UNSUR-UNSUR STRATEGIS CINA

Filosofi, Sikap, dan Kemampuan Sendiri

Ketika membahas mengenai strategi dalam melakukan bisnis atau peradagangan di dunia internasional, unsur yang paling penting dalam bangsa Cina umumnya, dan Cina daratan khususnya, adalah terletak dalam diri bangsa itu sendiri. Unsur-unsur itu merupakan nilai budaya yang secara filosofis dianutnya sampai saat ini, yang kemudian membentuk sikap dan kemampuan yang dimiliki oleh bangsa Cina. Hal ini dapat dilihat dari uraian berikut:

Pertama, secara filosofis, perkembangan Cina berakar pada sejarahnya, dan bukan karena Cina mengutip pola barat. Alur yang dijalani dalam menuju perkembangan ekonomi berbeda, misalnya dengan Jepang (Jacques, 2011 : 77). Jepang berkembang setelah retorasi Meiji dalam tahun 1868, umumnya meniru gaya barat. Cina, di lain pihak,  salah satu akar perkembangan Cina itu tertanam dalam nilai-nilai filosofis yang telah berusia ribuan tahun yang berasal dari ajaran Kong Fu Chu. Ajaran ini ditetapkan sebagai ajaran resmi dalam kerajaan Cina pada masa Dinasti Han. Ajaran ini meletakkan dasar-dasar pemikiran mengenai moral, sosial, politik, dengan menekankan  pada pendidikan dan kebudayaan.

Sampai saat ini, bahkan dalam kesehariannya, masyarakat Cina dipenuhi oleh ajaran Kong Fu Chu  (Hanaco, 2011 : 22). Ajaran itu juga masih merupakan pegangan orang Cina dan yang berada diluar Cina. Jumlah mereka saat ini telah mencapai 19% dari seluruh penduduk dunia. Sebagian besar dari masyarakat Cina ini merupakan keturunan dari suku bangsa Han, dan di seluruh dunia mereka berjumlah 1,3 milyar orang; dan umumnya, mereka memiliki kepiawaian dalam berdagang (Sugiarto, 2012 : 36).

Kedua, salah satu ajaran yang paling penting adalah yang diajarkan oleh Mencius (372-289), murid terkenal dari Kong Fu Chu, yaitu bahwa manusia perlu bersifat optimis, dan mementingkan unsur pendidikan. Anak harus dididik dengan cara yang benar, sehingga kemudian orang akan memperoleh sikap, nilai-nilai dan disiplin yang benar. Ketika belajar,  orang harus selalu melihat pada sejarah, yaitu merujuk pada pengalaman masa lalu. Teori merupakan hal yang penting, tetapi pelatihan dan tehnik diberikan prioritas yang utama, sehingga orang mencapai kompetensi yang tinggi bahkan pada usia dini.

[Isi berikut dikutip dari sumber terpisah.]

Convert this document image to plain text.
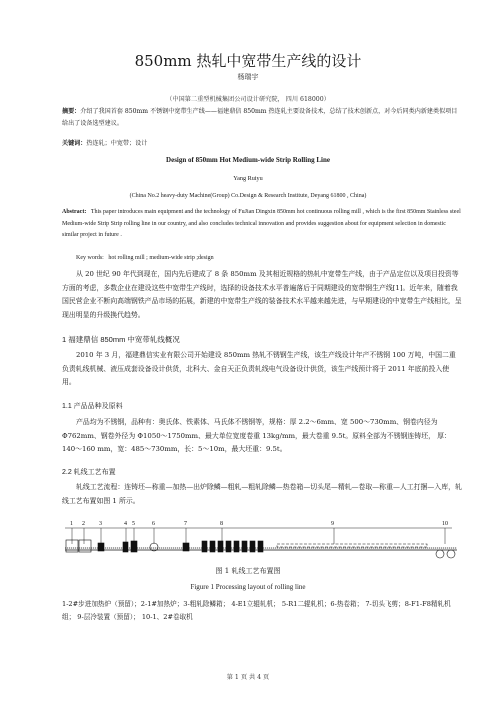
850mm 热轧中宽带生产线的设计
杨瑞宇
（中国第二重型机械集团公司设计研究院， 四川 618000）
摘要：介绍了我国首套 850mm 不锈钢中宽带生产线——福建鼎信 850mm 热连轧主要设备技术，总结了技术创新点，对今后同类内新建类似项目给出了设备选型建议。
关键词：热连轧；中宽带；设计
Design of 850mm Hot Medium-wide Strip Rolling Line
Yang Ruiyu
(China No.2 heavy-duty Machine(Group) Co.Design & Research Institute, Deyang 61800 , China)
Abstract: This paper introduces main equipment and the technology of FuJian Dingxin 850mm hot continuous rolling mill , which is the first 850mm Stainless steel Medium-wide Strip Strip rolling line in our country, and also concludes technical innovation and provides suggestion about for equipment selection in domestic similar project in future .
Key words: hot rolling mill ; medium-wide strip ;design
从 20 世纪 90 年代到现在，国内先后建成了 8 条 850mm 及其相近规格的热轧中宽带生产线，由于产品定位以及项目投资等方面的考虑，多数企业在建设这些中宽带生产线时，选择的设备技术水平普遍落后于同期建设的宽带钢生产线[1]。近年来，随着我国民营企业不断向高端钢铁产品市场的拓展，新建的中宽带生产线的装备技术水平越来越先进，与早期建设的中宽带生产线相比，呈现出明显的升级换代趋势。
1 福建鼎信 850mm 中宽带轧线概况
2010 年 3 月，福建鼎信实业有限公司开始建设 850mm 热轧不锈钢生产线，该生产线设计年产不锈钢 100 万吨，中国二重负责轧线机械、液压成套设备设计供货，北科大、金自天正负责轧线电气设备设计供货，该生产线预计将于 2011 年底前投入使用。
1.1 产品品种及原料
产品均为不锈钢，品种有：奥氏体、铁素体、马氏体不锈钢等，规格：厚 2.2～6mm、宽 500～730mm、钢卷内径为 Φ762mm、钢卷外径为 Φ1050～1750mm、最大单位宽度卷重 13kg/mm，最大卷重 9.5t。原料全部为不锈钢连铸坯， 厚：140～160 mm，宽：485～730mm，长：5～10m，最大坯重：9.5t。
2.2 轧线工艺布置
轧线工艺流程：连铸坯—称重—加热—出炉除鳞—粗轧—粗轧除鳞—热卷箱—切头尾—精轧—卷取—称重—人工打捆—入库，轧线工艺布置如图 1 所示。
1 2 3	4 5	6	7	8	9	10
图 1 轧线工艺布置图
Figure 1 Processing layout of rolling line
1-2#步进加热炉（预留）；2-1#加热炉；3-粗轧除鳞箱； 4-E1立辊轧机； 5-R1二辊轧机；6-热卷箱； 7-切头飞剪；8-F1-F8精轧机组； 9-层冷装置（预留）； 10-1、2#卷取机
第 1 页 共 4 页
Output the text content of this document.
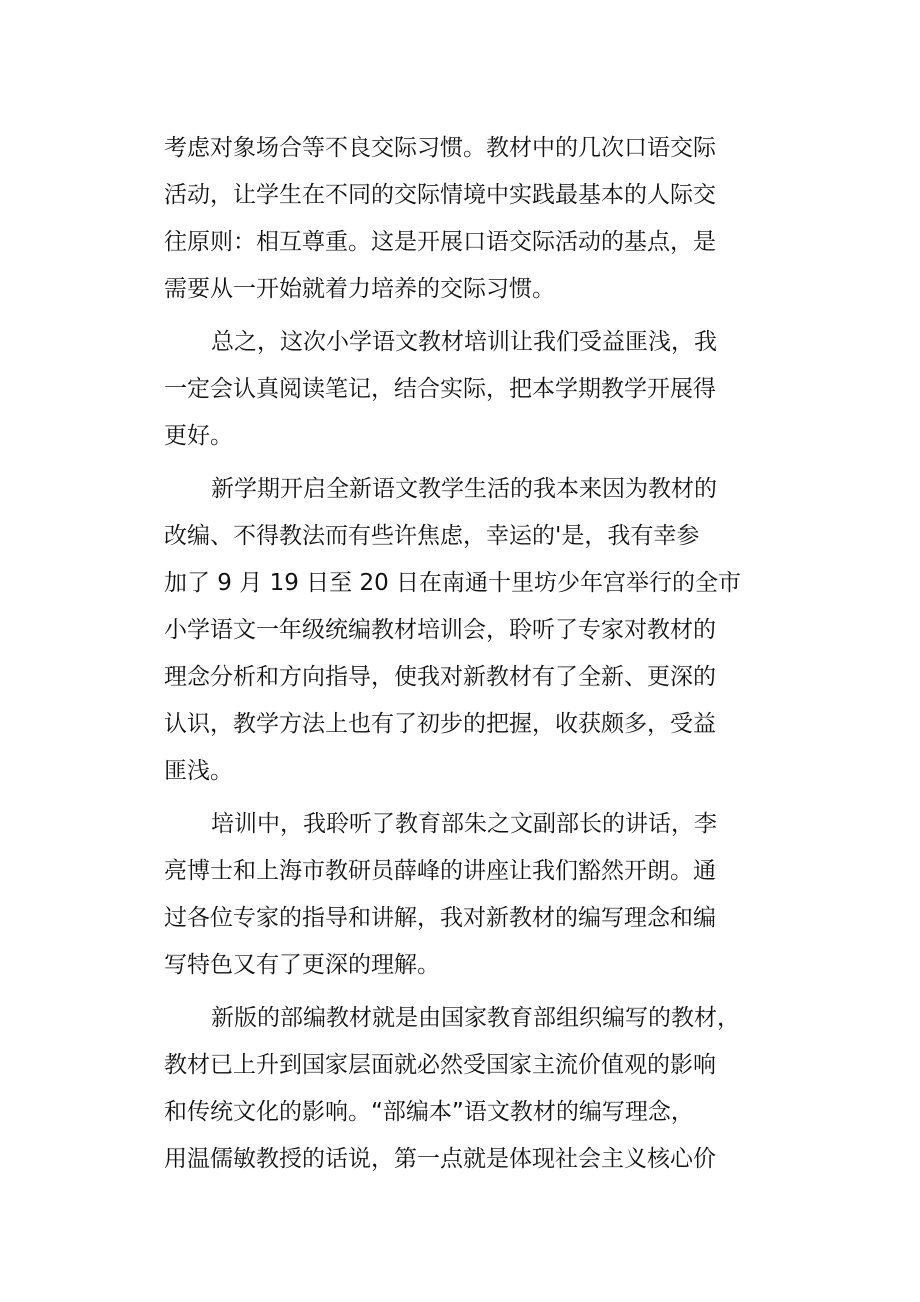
考虑对象场合等不良交际习惯。教材中的几次口语交际
活动，让学生在不同的交际情境中实践最基本的人际交
往原则：相互尊重。这是开展口语交际活动的基点，是
需要从一开始就着力培养的交际习惯。
总之，这次小学语文教材培训让我们受益匪浅，我
一定会认真阅读笔记，结合实际，把本学期教学开展得
更好。
新学期开启全新语文教学生活的我本来因为教材的
改编、不得教法而有些许焦虑，幸运的'是，我有幸参
加了 9 月 19 日至 20 日在南通十里坊少年宫举行的全市
小学语文一年级统编教材培训会，聆听了专家对教材的
理念分析和方向指导，使我对新教材有了全新、更深的
认识，教学方法上也有了初步的把握，收获颇多，受益
匪浅。
培训中，我聆听了教育部朱之文副部长的讲话，李
亮博士和上海市教研员薛峰的讲座让我们豁然开朗。通
过各位专家的指导和讲解，我对新教材的编写理念和编
写特色又有了更深的理解。
新版的部编教材就是由国家教育部组织编写的教材，
教材已上升到国家层面就必然受国家主流价值观的影响
和传统文化的影响。“部编本”语文教材的编写理念，
用温儒敏教授的话说，第一点就是体现社会主义核心价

Ketiga, Cina menganggap dirinya sebagai”negara peradaban”, dengan pendekatan politik yang berbeda dengan negara konvensional, karena menekankan pada peradaban. Dalam politik, sentralitas negara tetap dipertahankan, dan kekuasaan tidak dialihkan pada masyarakat sipil, seperti halnya di negara barat; tetapi negara menjalankan tugas-tugasnya benar-benar untuk meningkatkan kesejahteraan rakyat, dan tidak mengabaikan rule of law.

Dalam kaitan dengan penegakkan hukum, tampak dengan jelas bahwa pemerintahan Cina sangat tegas dalam menindak para koruptor; dan sangat efektif dalam mengontrol keluarnya devisa negara. Dalam sejarah panjangnya, Cina telah berhasil mengangkat lebih dari 300 juta penduduk miskin dalam kurun waktu 30 tahun terakhir (Walter dan Howie, 2011 : 23-24).

Dalam pertumbuhannya, Cina tampak dengan jelas tetap mengacu pada ajaran Kong Fu Chu. Dalam manifestasinya, negara peradaban memberikan dorongan pada penerimaan akan pluralitas.. Masa lalu digunakan sebagai tolok ukur perkembangan, dan peradaban itu pula yang memberikan identitas bagi kehidupan orang Cina. Sejarah disini diartikan sebagai pengalaman. Untuk jangka panjang, Cina menggunakan nilai dengan persepsi sikap dan asumsi untuk masa depan sejalan dengan tujuan yang ingin dicapainya, tetapi tetap dengan mengacu pada ajaran yang telah dianutnya selama ribuan tahun yang silam.

Dengan demikian, Cina tidak pernah melupakan kebudayaanya, dan kebudayaan itu terus hidup dalam kehidupan orang Cina, sementara kebudayaan lain telah punah, seperti hal yang terjadi pada kebudayaan Mesir kuno, Aztec, dan lainnya. Unsur kebudayaan yang tinggi dapat pula dilihat dari konsep menang dalam berperang yang dianut oleh Sun Tzu. Beliau mengatakan bahwa menang dalam berperang adalah jika musuh dapat ditaklukan, tanpa mengirimkan tentara yang banyak, dan tanpa adanya korban di pihak kita.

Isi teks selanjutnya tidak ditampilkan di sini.